FRANCISTOWN: An elephant and its calf recently went on the rampage at the Ngwasha Veterinary Control Gate leaving police officers and other civil servants stationed there in fear.
When confirming the incident, Nata Police station commander, Superintendent Vincent Pitseetsile said the elephants destroyed a generator and an ablution block at the scene.
Pitseetsile said the elephants also damaged some of the officers’ and government properties.
The incident, the police chief added, has left police officers and civil servants living within the vicinity of the Veterinary Control Gate terrified as their lives are in great danger.
“The incident happened when the elephant tried to save its calf that was trapped in a drain while looking for water.
Its mother then lost temper and went on the rampage destroying property. People then ran (off) in different directions fearing for their dear lives,” Pitseetsile said.
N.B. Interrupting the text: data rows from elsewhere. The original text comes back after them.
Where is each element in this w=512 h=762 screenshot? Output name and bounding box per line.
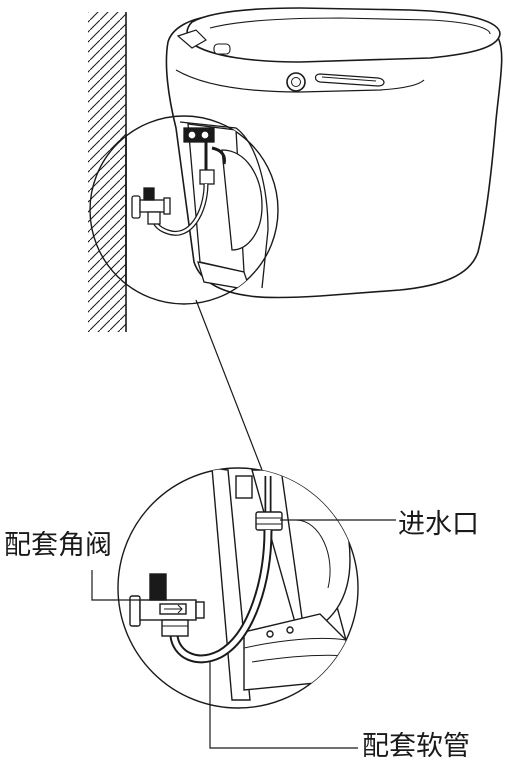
water-inlet-label: 进水口	[398, 509, 479, 540]
hinge	[176, 29, 207, 49]
front-panel	[175, 69, 425, 93]
light-strip	[314, 73, 385, 87]
leader-lines	[91, 519, 396, 749]
wall-hatching	[88, 12, 126, 332]
detail-circle-bottom	[117, 467, 359, 709]
leader-valve	[91, 570, 140, 601]
lid-inner-line	[209, 17, 491, 35]
zoom-connector	[195, 299, 263, 471]
angle-valve-label: 配套角阀	[4, 530, 112, 561]
light-strip-inner	[321, 76, 377, 82]
hose-label: 配套软管	[362, 731, 470, 762]
rear-recess	[179, 121, 269, 289]
leader-hose	[209, 662, 358, 749]
toilet-lid	[186, 7, 501, 63]
wall	[88, 12, 127, 332]
detail-circle-top	[89, 115, 279, 305]
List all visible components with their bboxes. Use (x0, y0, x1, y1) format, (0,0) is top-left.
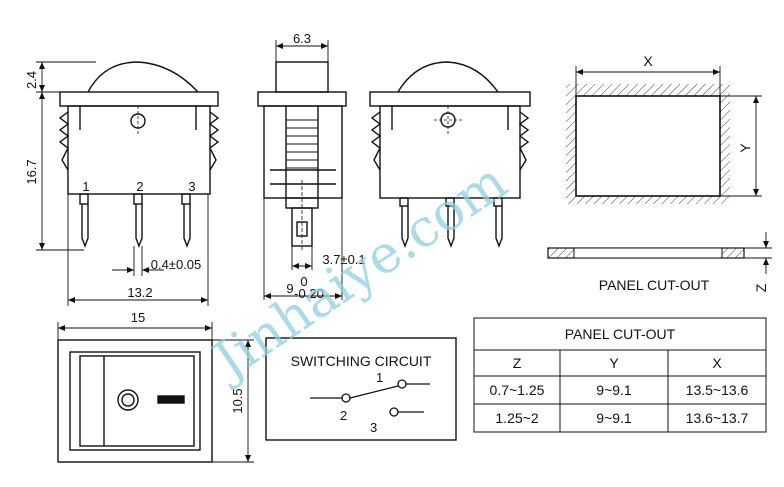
off-mark (157, 395, 185, 404)
top-width-label: 15 (131, 310, 145, 325)
pin-2 (135, 204, 143, 248)
table-cell: 9~9.1 (596, 382, 632, 398)
rocker-actuator (87, 61, 199, 93)
table-cell: 13.5~13.6 (686, 382, 749, 398)
table-header-y: Y (609, 355, 619, 371)
right-clip (208, 111, 220, 171)
terminal-3-label: 3 (370, 420, 377, 435)
y-label: Y (737, 143, 753, 153)
table-cell: 1.25~2 (495, 410, 538, 426)
end-flange (257, 91, 347, 107)
circuit-title: SWITCHING CIRCUIT (291, 353, 432, 369)
table-cell: 13.6~13.7 (686, 410, 749, 426)
side-view-2 (369, 61, 531, 248)
pin-width-label: 3.7±0.1 (322, 252, 365, 267)
end-view (257, 61, 347, 250)
panel-cutout-drawing (547, 66, 772, 274)
pin-3 (183, 204, 191, 248)
table-title: PANEL CUT-OUT (565, 326, 676, 342)
top-flange (59, 91, 219, 107)
pin-span-label: 13.2 (127, 285, 152, 300)
panel-caption: PANEL CUT-OUT (599, 277, 710, 293)
pin-2-label: 2 (136, 179, 143, 194)
top-view (57, 339, 213, 463)
body-width-tol-lower: -0.20 (294, 286, 324, 301)
terminal-2-label: 2 (340, 408, 347, 423)
x-label: X (643, 53, 653, 69)
bezel-outer (57, 339, 213, 463)
cutout-opening (575, 95, 721, 197)
height-body-label: 16.7 (24, 159, 39, 184)
top-height-label: 10.5 (230, 388, 245, 413)
pin-thickness-label: 0.4±0.05 (151, 257, 202, 272)
table-cell: 9~9.1 (596, 410, 632, 426)
table-header-x: X (712, 355, 722, 371)
table-cell: 0.7~1.25 (490, 382, 545, 398)
pin-1 (81, 204, 89, 248)
pin-1-label: 1 (82, 179, 89, 194)
terminal-1-label: 1 (376, 370, 383, 385)
left-clip (58, 111, 70, 171)
pin-3-label: 3 (188, 179, 195, 194)
body-width-tol-upper: 0 (300, 274, 307, 289)
actuator-end (275, 61, 329, 93)
rocker-face (79, 355, 195, 447)
body-width-label: 9 (286, 281, 293, 296)
switch-blade (349, 385, 399, 399)
side-view (58, 61, 220, 248)
z-label: Z (753, 283, 769, 292)
height-top-label: 2.4 (24, 71, 39, 89)
switching-circuit (265, 337, 457, 441)
table-header-z: Z (513, 355, 522, 371)
panel-cutout-table (473, 317, 767, 433)
indicator-circle (117, 389, 139, 411)
width-top-label: 6.3 (293, 31, 311, 46)
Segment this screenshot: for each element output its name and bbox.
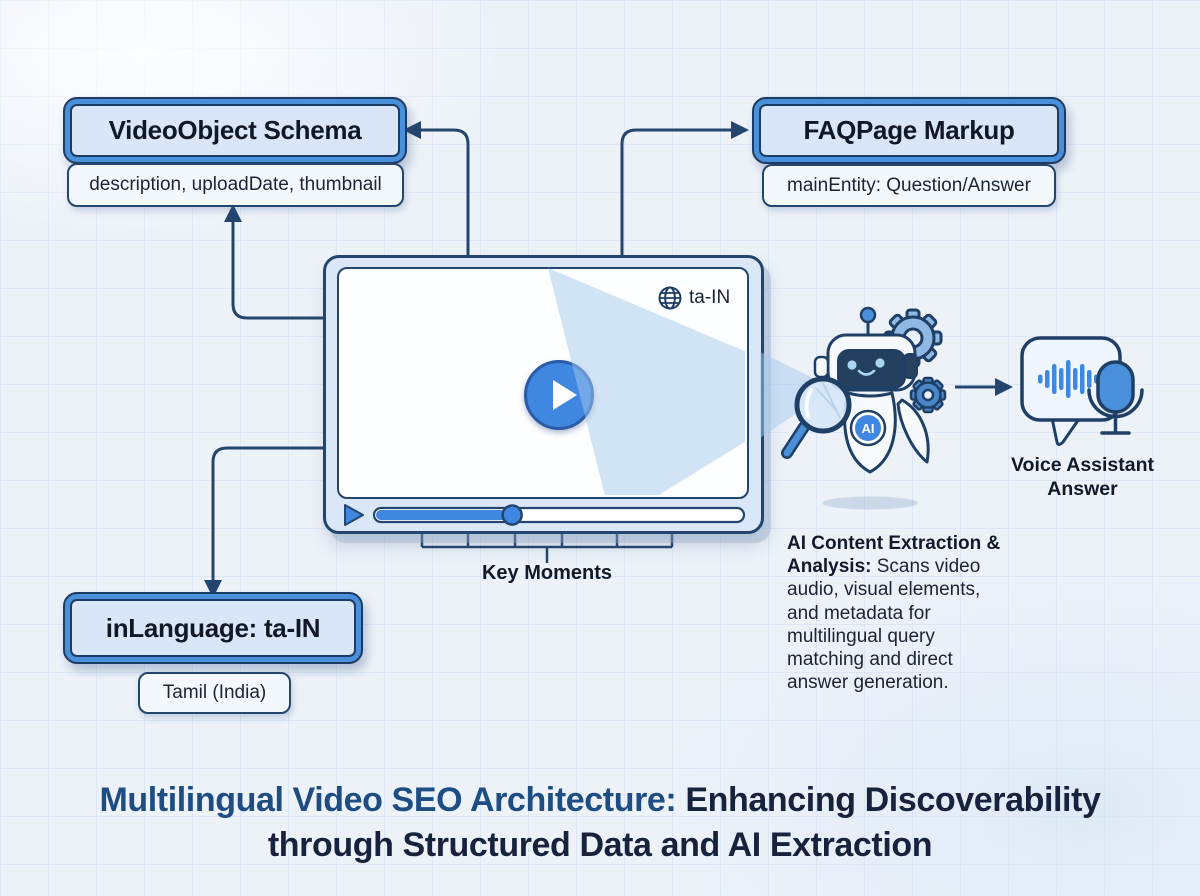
videoobject-properties-box: description, uploadDate, thumbnail: [67, 163, 404, 207]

Even though Pitseetsile was concerned about the damage caused by the two elephants, he was glad that no one was harmed.
The matter, he said, was reported to wildlife authorities.
He added that wildlife officers came on time and managed to rescue the calf.
“The angry elephant then walked away with her calf. The situation became normal after the elephants left, leaving government and police officers counting losses,” Pitseetsile said.
“We are yet to quantify the extent of the damage that the elephants caused during the rampage,” he added.
In his inaugural speech on Friday at the University of Botswana Indoor Sports Arena, President Mokgweetsi Masisi touched on the issue of human-wildlife conflict.
“As you may be aware, in the recent past, Botswana has experienced high incidences of human-wildlife conflict particularly relating to elephants due to their significant increase in population.”
When speaking about some of the strategies set aside for wildlife conservation, Masisi said approximately 40% of Botswana’s land mass is in the form of national parks, game reserves and Wildlife Management Areas.
The President said despite this land reservation, elephant population has increased beyond the capacity of the game reserves to trespass into human settlement areas and raised conflict.